HuckleberryBlackcurrant · 13/01/2024 18:38

@momonpurpose

I've always showered every other day apart from when I work out. I'm not currently suffering from any mental illness. I was just wanting the perspective of other to see whether my barometer was off for how often it is acceptable to bathe.

I never said mental illness. I said overwhelmed or depressed.

Nerurio · 13/01/2024 18:41

That's not enough at all. My nursery-aged children are every second day, more if they've been doing something messy at nursery or are ill (sick, nappy explosions, etc.).

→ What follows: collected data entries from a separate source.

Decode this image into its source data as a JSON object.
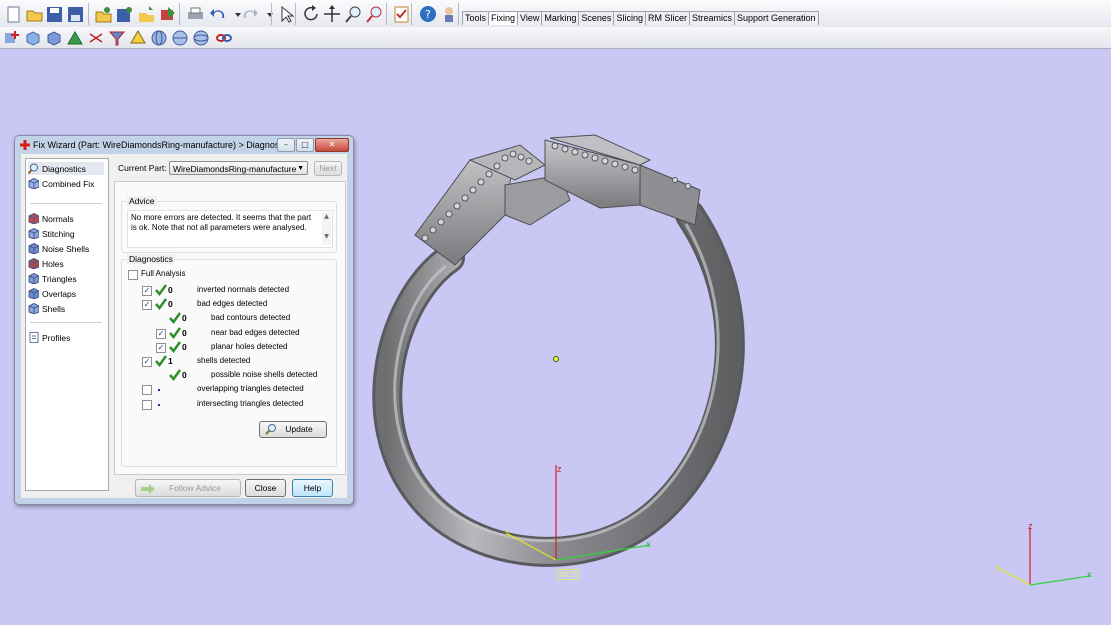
{
  "toolbar": {
    "row1_icons": [
      "new-file-icon",
      "open-folder-icon",
      "save-icon",
      "save-as-icon",
      "open-project-icon",
      "save-project-icon",
      "import-icon",
      "export-icon",
      "print-icon",
      "undo-icon",
      "undo-dropdown-icon",
      "redo-icon",
      "redo-dropdown-icon",
      "select-icon",
      "rotate-icon",
      "pan-icon",
      "zoom-icon",
      "zoom-box-icon",
      "checklist-icon",
      "help-icon",
      "wizard-icon"
    ],
    "row2_icons": [
      "fix-wizard-icon",
      "unify-icon",
      "stitch-icon",
      "triangle-icon",
      "cut-icon",
      "filter-icon",
      "extrude-icon",
      "wrap-icon",
      "sphere-icon",
      "globe-icon",
      "link-icon"
    ],
    "tabs": [
      "Tools",
      "Fixing",
      "View",
      "Marking",
      "Scenes",
      "Slicing",
      "RM Slicer",
      "Streamics",
      "Support Generation"
    ],
    "active_tab": "Fixing"
  },
  "dialog": {
    "title": "Fix Wizard (Part: WireDiamondsRing-manufacture) > Diagnos...",
    "nav": {
      "top": [
        {
          "label": "Diagnostics",
          "icon": "magnifier-icon",
          "selected": true
        },
        {
          "label": "Combined Fix",
          "icon": "combined-fix-icon",
          "selected": false
        }
      ],
      "fixes": [
        {
          "label": "Normals",
          "icon": "normals-icon"
        },
        {
          "label": "Stitching",
          "icon": "stitching-icon"
        },
        {
          "label": "Noise Shells",
          "icon": "noise-shells-icon"
        },
        {
          "label": "Holes",
          "icon": "holes-icon"
        },
        {
          "label": "Triangles",
          "icon": "triangles-icon"
        },
        {
          "label": "Overlaps",
          "icon": "overlaps-icon"
        },
        {
          "label": "Shells",
          "icon": "shells-icon"
        }
      ],
      "bottom": [
        {
          "label": "Profiles",
          "icon": "profiles-icon"
        }
      ]
    },
    "current_part_label": "Current Part:",
    "current_part_value": "WireDiamondsRing-manufacture",
    "next_label": "Next",
    "advice_title": "Advice",
    "advice_text": "No more errors are detected. It seems that the part is ok. Note that not all parameters were analysed.",
    "diagnostics_title": "Diagnostics",
    "full_analysis_label": "Full Analysis",
    "diagnostics": [
      {
        "checkbox": true,
        "checked": true,
        "status": "ok",
        "value": "0",
        "label": "inverted normals detected",
        "indent": 0
      },
      {
        "checkbox": true,
        "checked": true,
        "status": "ok",
        "value": "0",
        "label": "bad edges detected",
        "indent": 0
      },
      {
        "checkbox": false,
        "checked": false,
        "status": "ok",
        "value": "0",
        "label": "bad contours detected",
        "indent": 1
      },
      {
        "checkbox": true,
        "checked": true,
        "status": "ok",
        "value": "0",
        "label": "near bad edges detected",
        "indent": 1
      },
      {
        "checkbox": true,
        "checked": true,
        "status": "ok",
        "value": "0",
        "label": "planar holes detected",
        "indent": 1
      },
      {
        "checkbox": true,
        "checked": true,
        "status": "ok",
        "value": "1",
        "label": "shells detected",
        "indent": 0
      },
      {
        "checkbox": false,
        "checked": false,
        "status": "ok",
        "value": "0",
        "label": "possible noise shells detected",
        "indent": 1
      },
      {
        "checkbox": true,
        "checked": false,
        "status": "none",
        "value": "",
        "label": "overlapping triangles detected",
        "indent": 0
      },
      {
        "checkbox": true,
        "checked": false,
        "status": "none",
        "value": "",
        "label": "intersecting triangles detected",
        "indent": 0
      }
    ],
    "update_label": "Update",
    "follow_advice_label": "Follow Advice",
    "close_label": "Close",
    "help_label": "Help"
  },
  "viewport": {
    "wcs_label": "WCS",
    "axis_z": "z",
    "axis_y": "y",
    "axis_x": "x",
    "background": "#c9c8f4"
  }
}
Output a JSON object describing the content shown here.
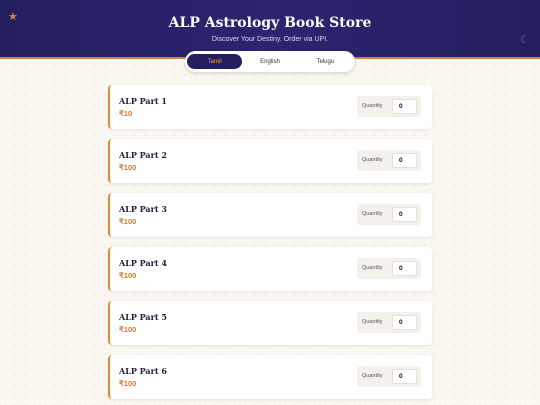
{
  "header": {
    "title": "ALP Astrology Book Store",
    "subtitle": "Discover Your Destiny. Order via UPI."
  },
  "tabs": [
    {
      "label": "Tamil",
      "active": true
    },
    {
      "label": "English",
      "active": false
    },
    {
      "label": "Telugu",
      "active": false
    }
  ],
  "quantity_label": "Quantity",
  "books": [
    {
      "name": "ALP Part 1",
      "price": "₹10",
      "quantity": "0"
    },
    {
      "name": "ALP Part 2",
      "price": "₹100",
      "quantity": "0"
    },
    {
      "name": "ALP Part 3",
      "price": "₹100",
      "quantity": "0"
    },
    {
      "name": "ALP Part 4",
      "price": "₹100",
      "quantity": "0"
    },
    {
      "name": "ALP Part 5",
      "price": "₹100",
      "quantity": "0"
    },
    {
      "name": "ALP Part 6",
      "price": "₹100",
      "quantity": "0"
    }
  ],
  "colors": {
    "header_bg": "#241d5e",
    "accent": "#e08a2c",
    "active_tab_text": "#f2a540"
  },
  "icons": [
    "star-icon",
    "moon-icon"
  ]
}
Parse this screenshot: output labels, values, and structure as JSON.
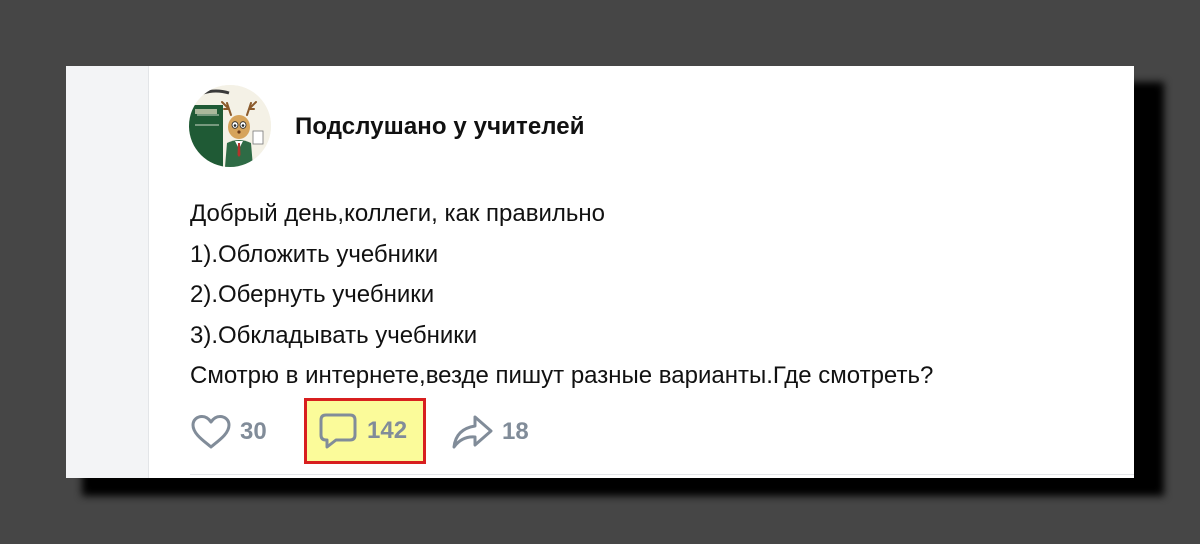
{
  "post": {
    "group_name": "Подслушано у учителей",
    "avatar_icon": "deer-teacher-avatar",
    "text_lines": [
      "Добрый день,коллеги, как правильно",
      "1).Обложить учебники",
      "2).Обернуть учебники",
      "3).Обкладывать учебники",
      "Смотрю в интернете,везде пишут разные варианты.Где смотреть?"
    ]
  },
  "actions": {
    "likes": {
      "icon": "heart-icon",
      "count": "30"
    },
    "comments": {
      "icon": "comment-icon",
      "count": "142",
      "highlighted": true
    },
    "shares": {
      "icon": "share-arrow-icon",
      "count": "18"
    }
  },
  "colors": {
    "background": "#464646",
    "card": "#ffffff",
    "icon_gray": "#818c99",
    "highlight_fill": "#fbfb9a",
    "highlight_border": "#d81f1f"
  }
}
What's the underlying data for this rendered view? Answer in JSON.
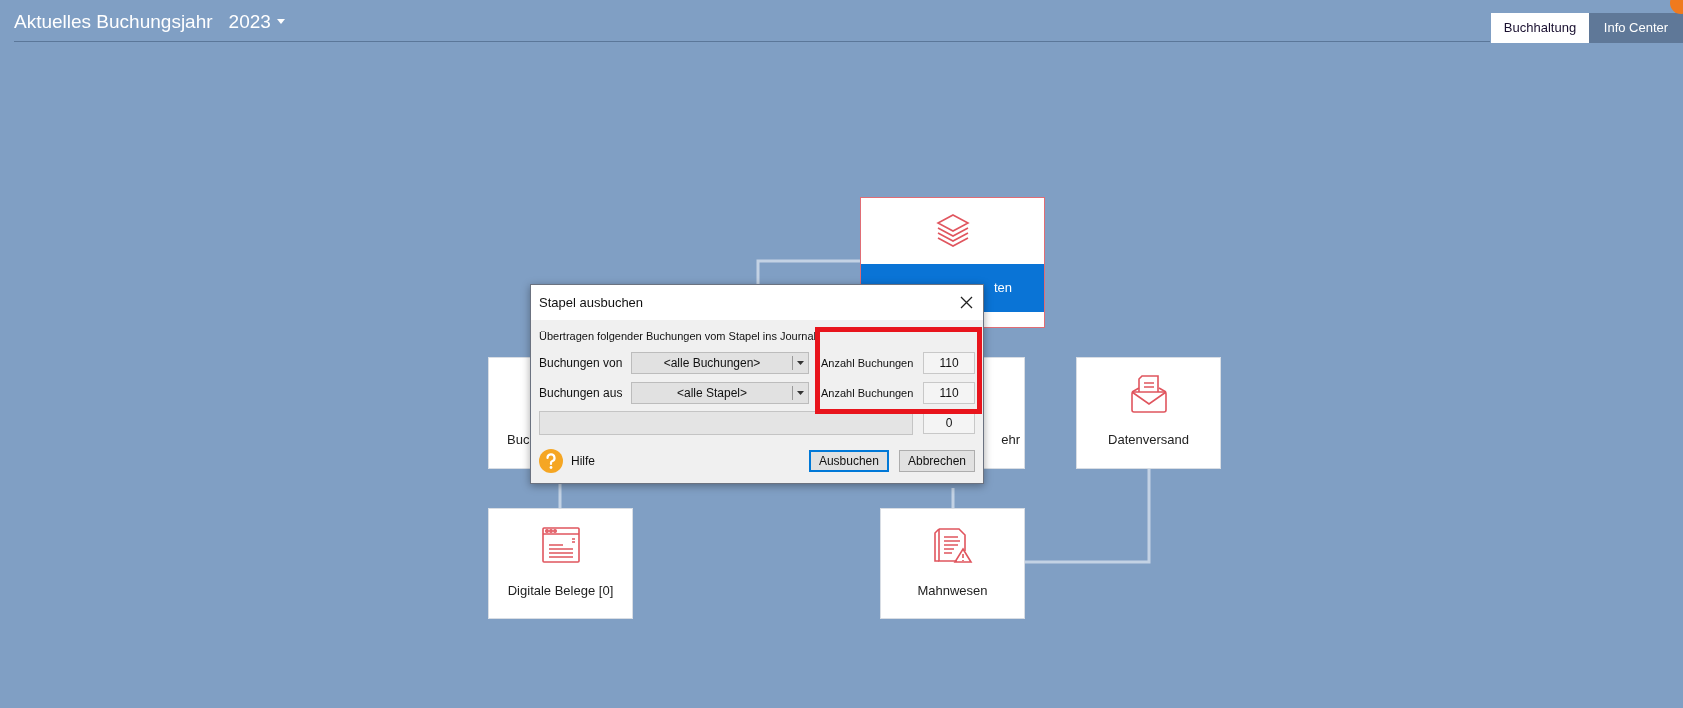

Mrgrinch · 13/01/2024 18:42

HuckleberryBlackcurrant · 13/01/2024 18:23

@Mrgrinch

If something isn't dirty or smelly it doesn't need to be washed does it.

Jesus Christ. I'm lost for words.

DonnaDonna0 · 13/01/2024 18:44

Sorry I’m not having a pop at all but sometimes we can be oblivious to smells, I don’t think you would want your kids to smell; I’m just saying what I've experienced.
Plus as someone with teens if they need to bath/shower more regularly when they hit puberty you may have a battle on your hands when it’s not their routine.

Lovebeingamummy2 · 13/01/2024 18:48

I'm sorry op but I'm with your sister it's disgusting to only bath them once a week, I know other people who do this and I do notice the child smells when near them I'd say at least every other day at a minimum personally I bathe my children everyday.

catelynjane · 13/01/2024 18:48

Young children aren't clean creatures - in fact, they're generally pretty grim and need a daily wash of some kind.